I have the following HTML table:
<table>
<thead>
<th> X1 </th>
<th> X2 </th>
</thead>
<tbody>
<tr>
<td>Test</td>
<td><span style="..."> Test2 </span> </td>
</tr>
</tbody>
</table>
that I would want to parse to a dataframe by using pd.read_html(). The output is as follows:
| X1 | X2 |
|---|---|
| Test | Test2 |
However, I would prefer the following output (preserving HTML elements within a cell):
| X1 | X2 |
|---|---|
| Test | <span style="..."> Test2 </span> |
Is this possible with pd.read_html()?
I couldn't find a solution in the read_html() docs, and the alternative would be manual parsing.

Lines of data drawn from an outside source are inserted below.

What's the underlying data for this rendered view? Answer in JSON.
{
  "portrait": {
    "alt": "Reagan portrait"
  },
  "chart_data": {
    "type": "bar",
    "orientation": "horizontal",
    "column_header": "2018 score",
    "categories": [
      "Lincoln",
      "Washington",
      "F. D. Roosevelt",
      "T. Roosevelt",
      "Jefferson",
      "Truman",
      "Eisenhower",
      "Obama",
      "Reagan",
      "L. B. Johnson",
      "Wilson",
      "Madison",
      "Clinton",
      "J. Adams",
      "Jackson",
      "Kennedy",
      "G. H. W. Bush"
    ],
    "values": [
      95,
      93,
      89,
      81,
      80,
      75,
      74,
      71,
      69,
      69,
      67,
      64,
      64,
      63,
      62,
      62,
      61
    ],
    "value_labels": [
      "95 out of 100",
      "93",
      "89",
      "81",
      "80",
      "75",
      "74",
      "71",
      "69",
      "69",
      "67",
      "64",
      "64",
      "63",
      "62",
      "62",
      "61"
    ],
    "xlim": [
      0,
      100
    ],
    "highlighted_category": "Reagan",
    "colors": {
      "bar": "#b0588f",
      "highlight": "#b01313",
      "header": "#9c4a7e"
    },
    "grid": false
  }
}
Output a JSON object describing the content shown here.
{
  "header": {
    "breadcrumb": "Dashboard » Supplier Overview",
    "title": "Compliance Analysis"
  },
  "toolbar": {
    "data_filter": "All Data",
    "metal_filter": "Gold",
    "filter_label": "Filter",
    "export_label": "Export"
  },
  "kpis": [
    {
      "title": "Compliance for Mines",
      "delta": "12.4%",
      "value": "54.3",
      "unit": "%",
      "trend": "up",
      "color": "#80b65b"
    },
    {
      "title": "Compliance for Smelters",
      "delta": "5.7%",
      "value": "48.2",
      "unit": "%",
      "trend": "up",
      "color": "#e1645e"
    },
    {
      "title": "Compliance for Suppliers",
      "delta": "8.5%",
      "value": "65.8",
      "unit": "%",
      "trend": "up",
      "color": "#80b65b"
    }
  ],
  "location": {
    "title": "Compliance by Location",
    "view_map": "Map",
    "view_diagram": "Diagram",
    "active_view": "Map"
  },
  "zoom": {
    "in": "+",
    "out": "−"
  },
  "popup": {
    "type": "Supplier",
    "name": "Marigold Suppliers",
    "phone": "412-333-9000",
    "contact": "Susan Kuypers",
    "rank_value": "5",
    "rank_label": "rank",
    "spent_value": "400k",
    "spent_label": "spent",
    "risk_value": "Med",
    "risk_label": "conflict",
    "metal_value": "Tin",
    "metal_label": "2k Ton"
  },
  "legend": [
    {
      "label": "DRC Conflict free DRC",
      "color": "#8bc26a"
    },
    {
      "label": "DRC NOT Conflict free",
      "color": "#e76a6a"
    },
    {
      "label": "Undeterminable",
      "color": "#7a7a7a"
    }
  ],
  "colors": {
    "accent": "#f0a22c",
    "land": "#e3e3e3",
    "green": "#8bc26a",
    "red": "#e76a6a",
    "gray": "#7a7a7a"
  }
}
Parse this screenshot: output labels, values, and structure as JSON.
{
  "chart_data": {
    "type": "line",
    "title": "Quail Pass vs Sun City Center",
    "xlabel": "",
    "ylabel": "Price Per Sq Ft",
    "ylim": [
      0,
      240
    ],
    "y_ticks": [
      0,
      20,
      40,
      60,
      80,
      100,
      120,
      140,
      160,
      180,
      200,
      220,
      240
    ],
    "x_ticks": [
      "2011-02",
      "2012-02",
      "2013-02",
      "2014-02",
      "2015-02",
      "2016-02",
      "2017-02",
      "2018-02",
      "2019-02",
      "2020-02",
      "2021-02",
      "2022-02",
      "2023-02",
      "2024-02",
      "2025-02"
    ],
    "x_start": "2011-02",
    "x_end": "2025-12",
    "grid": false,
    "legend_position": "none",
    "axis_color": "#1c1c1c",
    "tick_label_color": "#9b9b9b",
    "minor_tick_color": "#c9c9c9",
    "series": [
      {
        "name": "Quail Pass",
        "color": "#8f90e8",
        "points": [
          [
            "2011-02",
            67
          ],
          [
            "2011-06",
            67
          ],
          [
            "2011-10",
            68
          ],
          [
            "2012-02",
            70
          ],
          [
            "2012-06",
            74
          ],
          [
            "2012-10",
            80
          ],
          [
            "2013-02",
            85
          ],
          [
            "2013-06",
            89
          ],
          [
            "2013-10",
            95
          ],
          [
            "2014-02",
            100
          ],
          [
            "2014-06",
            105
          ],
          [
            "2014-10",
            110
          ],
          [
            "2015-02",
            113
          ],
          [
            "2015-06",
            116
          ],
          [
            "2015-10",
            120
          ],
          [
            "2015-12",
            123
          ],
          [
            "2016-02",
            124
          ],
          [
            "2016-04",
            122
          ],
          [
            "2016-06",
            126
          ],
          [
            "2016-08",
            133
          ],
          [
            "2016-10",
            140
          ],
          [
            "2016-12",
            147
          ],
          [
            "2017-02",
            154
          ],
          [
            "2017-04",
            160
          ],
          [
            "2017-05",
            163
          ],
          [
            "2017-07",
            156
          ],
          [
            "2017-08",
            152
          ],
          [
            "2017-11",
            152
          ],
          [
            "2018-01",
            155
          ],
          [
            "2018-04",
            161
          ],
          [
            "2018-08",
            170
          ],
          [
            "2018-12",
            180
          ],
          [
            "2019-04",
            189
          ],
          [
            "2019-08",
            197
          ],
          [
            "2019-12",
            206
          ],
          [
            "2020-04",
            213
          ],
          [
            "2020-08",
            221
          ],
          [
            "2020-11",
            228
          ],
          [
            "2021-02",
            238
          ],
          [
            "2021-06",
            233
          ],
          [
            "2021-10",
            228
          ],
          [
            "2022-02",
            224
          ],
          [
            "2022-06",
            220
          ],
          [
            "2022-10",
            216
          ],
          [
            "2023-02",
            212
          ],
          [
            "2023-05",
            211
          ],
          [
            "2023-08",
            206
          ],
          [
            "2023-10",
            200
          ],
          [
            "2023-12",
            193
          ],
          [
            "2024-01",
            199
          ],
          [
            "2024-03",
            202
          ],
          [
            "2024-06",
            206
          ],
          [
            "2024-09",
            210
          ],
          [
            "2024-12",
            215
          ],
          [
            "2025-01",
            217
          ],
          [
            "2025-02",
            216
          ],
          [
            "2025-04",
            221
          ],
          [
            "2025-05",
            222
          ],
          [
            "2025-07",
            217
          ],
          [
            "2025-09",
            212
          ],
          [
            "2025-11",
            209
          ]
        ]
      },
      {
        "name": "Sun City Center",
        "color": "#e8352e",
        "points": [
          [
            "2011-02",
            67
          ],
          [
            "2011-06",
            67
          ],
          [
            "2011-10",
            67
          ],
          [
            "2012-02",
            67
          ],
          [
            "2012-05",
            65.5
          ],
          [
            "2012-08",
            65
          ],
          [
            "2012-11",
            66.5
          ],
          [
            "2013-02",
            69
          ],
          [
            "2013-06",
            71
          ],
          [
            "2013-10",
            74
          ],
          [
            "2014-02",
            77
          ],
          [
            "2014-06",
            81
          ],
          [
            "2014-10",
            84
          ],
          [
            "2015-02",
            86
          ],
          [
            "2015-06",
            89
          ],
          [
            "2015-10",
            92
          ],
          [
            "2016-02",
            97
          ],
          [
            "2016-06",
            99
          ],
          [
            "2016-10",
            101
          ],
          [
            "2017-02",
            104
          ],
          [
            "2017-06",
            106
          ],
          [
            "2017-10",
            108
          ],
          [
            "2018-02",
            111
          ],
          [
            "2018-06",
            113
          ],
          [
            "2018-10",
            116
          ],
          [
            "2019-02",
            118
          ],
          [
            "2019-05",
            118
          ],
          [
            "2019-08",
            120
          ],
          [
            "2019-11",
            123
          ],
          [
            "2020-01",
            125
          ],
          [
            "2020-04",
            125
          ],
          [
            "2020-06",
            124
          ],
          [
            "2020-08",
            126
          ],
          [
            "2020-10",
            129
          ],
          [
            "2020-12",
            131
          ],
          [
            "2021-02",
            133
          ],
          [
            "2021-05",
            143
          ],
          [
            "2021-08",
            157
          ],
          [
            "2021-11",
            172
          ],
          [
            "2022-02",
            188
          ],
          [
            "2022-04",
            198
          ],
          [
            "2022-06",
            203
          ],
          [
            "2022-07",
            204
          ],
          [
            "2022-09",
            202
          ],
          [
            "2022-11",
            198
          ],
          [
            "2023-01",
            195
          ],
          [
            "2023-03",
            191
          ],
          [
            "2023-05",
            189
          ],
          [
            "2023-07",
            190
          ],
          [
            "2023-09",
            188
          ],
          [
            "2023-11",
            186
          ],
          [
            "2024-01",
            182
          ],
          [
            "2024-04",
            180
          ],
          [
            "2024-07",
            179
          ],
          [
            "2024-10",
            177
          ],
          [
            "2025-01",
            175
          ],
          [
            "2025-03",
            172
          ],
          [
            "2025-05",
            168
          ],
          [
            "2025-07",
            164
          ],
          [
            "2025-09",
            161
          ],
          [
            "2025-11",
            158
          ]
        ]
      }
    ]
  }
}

You could modify ._text_getter() if you really wanted to.
Something like:
import lxml.html
import pandas as pd
html = """
<table>
<thead>
<th> X1 </th>
<th> X2 </th>
</thead>
<tbody>
<tr>
<td>Test</td>
<td><span style="..."> Test2 </span> </td>
</tr>
</tbody>
</table>
"""
def custom_text_getter(self, obj):
result = obj.xpath("node()")[0]
if isinstance(result, lxml.html.HtmlElement):
result = lxml.html.tostring(result, encoding="unicode")
return result
pd.io.html._LxmlFrameParser._text_getter = custom_text_getter
print(
pd.read_html(html)[0]
)
X1 X2
0 Test <span style="..."> Test2 </span>